Grits question government’s ‘sole source’ airport scanner deal ‘Didn’t go through the usual bidding process?’ says security critic
Published January 13 , 2010 By Martin C. Barry • TLN
Photo: Martin C. Barry Silvet Ali
The Conservative government’s hurried decision to equip Canada’s major
airports
with full body scanners for security reasons is drawing flack
The Conservative government’s decision to award an exclusive contract for full-body scanners at Canada’s airports to a “sole source” bidder is raising questions from the Liberal opposition. Last week, Transport Minister John Baird and Rob Merrifeld, Minister of State for Transport, announced that the government would be purchasing the scanners to enhance security at major airports across the country starting this month.
Choice offered
The technology — which some observers are likening to a “virtual strip search” — will give passengers a choice between a full body scan and a physical examination. The body scanners will be used to reveal objects, including weapons and explosives that could be concealed under clothing. The action is being taken largely as a result of a failed bombing attempt aboard a Detroit-bound U.S. airliner on Christmas Day.
“The safety and security of Canadians is of utmost importance to our government,” Merrifeld said at a highly-publicized press conference in Ottawa where the new machinery was unveiled. He said the passenger screening technology will add layers of security to provide a robust defense to further protect air travelers.
Technology tested
“Given the recent terrorist incident on December 25, our government is accelerating its actions to protect air travelers,” said Baird. “The new full body scanners are the next generation of technology and balance safety and security with safeguards to privacy. They will allow for additional flexibility and enhancement to the security of screening process.”
According to Transport Canada, the scanners were tested last year at Kelowna Airport in British Columbia over several months to evaluate security effectiveness, collect operational performance data in an airport environment and validate the screening protocol for this type of technology. Health Canada was consulted on their use and has indicated that they comply with requirements. The Office of the Privacy Commissioner of Canada has confirmed that privacy concerns have been addressed, while cautioning that Canadians should insist the government be kept to its word on ensuring privacy.
Just one provider
In a phone interview with the Laval News, Toronto-area MP Joe Volpe, the Liberal Party’s critic for security issues, said the opposition has important questions they’d like to raise about the scanner contract, but they can’t ask because Prime Minister Stephen Harper has prorogued Parliament until March. “One of the ministers yesterday said there’s only one provider for this,” he said. “So does that mean they didn’t go through the usual bidding process?”
According to Volpe, the provider, a large U.S. military technology firm called L-3 Communications, “lobbied the government on a whole series of things and one of their lobbyists also lobbies on scanners. And one has to ask the question whether there was a completely open process.” Volpe wonders why the government decided to purchase the machinery now.
Bid matched specs
“Can it be simply because of what happened three weeks ago in the United States, or is it because we were told to do something by the Americans?” A spokesman for Smiths Detection Canada, a Laval-based company that competes with L-3 for the sale of security systems, said one of the key points in L-3’s product gaining approval was that it matched specifications issued by the Transport Safety Administration in the U.S. (the equivalent of the Canadian Air Transport Security Authority here).

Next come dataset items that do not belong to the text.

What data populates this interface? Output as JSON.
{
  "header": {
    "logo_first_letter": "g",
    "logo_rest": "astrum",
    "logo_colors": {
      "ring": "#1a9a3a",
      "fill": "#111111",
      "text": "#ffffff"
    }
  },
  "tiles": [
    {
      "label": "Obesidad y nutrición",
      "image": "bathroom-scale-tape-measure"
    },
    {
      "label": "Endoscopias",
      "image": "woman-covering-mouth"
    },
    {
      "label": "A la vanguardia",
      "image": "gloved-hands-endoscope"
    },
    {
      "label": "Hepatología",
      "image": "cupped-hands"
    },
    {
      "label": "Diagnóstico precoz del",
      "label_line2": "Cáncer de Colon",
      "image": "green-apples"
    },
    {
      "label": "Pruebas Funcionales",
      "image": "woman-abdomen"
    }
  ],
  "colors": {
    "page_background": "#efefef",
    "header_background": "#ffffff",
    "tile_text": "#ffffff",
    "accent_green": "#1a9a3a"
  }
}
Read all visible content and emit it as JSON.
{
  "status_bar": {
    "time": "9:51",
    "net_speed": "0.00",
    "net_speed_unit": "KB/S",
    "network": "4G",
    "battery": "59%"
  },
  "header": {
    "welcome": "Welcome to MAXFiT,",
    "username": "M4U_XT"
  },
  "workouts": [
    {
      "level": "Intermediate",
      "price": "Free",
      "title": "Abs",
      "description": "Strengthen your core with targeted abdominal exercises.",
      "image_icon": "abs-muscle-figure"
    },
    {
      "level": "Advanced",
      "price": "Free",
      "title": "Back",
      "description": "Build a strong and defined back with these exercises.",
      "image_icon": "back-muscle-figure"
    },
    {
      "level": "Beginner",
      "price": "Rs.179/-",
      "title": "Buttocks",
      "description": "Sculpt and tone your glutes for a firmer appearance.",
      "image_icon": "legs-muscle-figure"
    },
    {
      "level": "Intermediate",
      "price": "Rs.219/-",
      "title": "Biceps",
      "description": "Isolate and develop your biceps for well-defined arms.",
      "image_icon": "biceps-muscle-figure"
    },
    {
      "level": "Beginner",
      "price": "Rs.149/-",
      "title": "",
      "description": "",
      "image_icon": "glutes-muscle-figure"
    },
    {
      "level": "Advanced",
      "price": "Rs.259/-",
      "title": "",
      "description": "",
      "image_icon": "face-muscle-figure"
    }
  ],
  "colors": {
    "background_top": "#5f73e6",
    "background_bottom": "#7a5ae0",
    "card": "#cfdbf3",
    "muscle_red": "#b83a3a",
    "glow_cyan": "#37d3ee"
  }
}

“We had not been necessarily requested to work” on the project, he said. “It’s a sole source from CATSA on this one.” Commenting on the contract, Raymonde Folco, the Liberal MP for Laval-les-Îles, said, “It’s an old trick that governments do at all levels … They make sure the criteria are so restrictive that only one or possibly two can answer … It’s a relatively easy thing for a government to make sure that the tenders fit the company they already know they want to give the contract to.”
Others critical
While the government insists the new equipment will be well worth the investment, critics of the new measures include not just political opponents. Some security experts are also sceptical, as is the umbrella organization that represents Canada’s travel agency industry. In at least one recent interview, David McCaig, president of the Association of Canadian Travel Agencies, called body scanners “a huge invasion of privacy,” which is going to have far-reaching consequences when people decide that travelling has simply become too much trouble.
Andre Gerolymatos, a professor and terrorism expert at Simon Fraser University in British Columbia, considers full body scanners highly invasive of privacy, that they will discourage people from travelling, and that terrorists will hide packages of explosives in body cavities because the scanners can’t detect them there.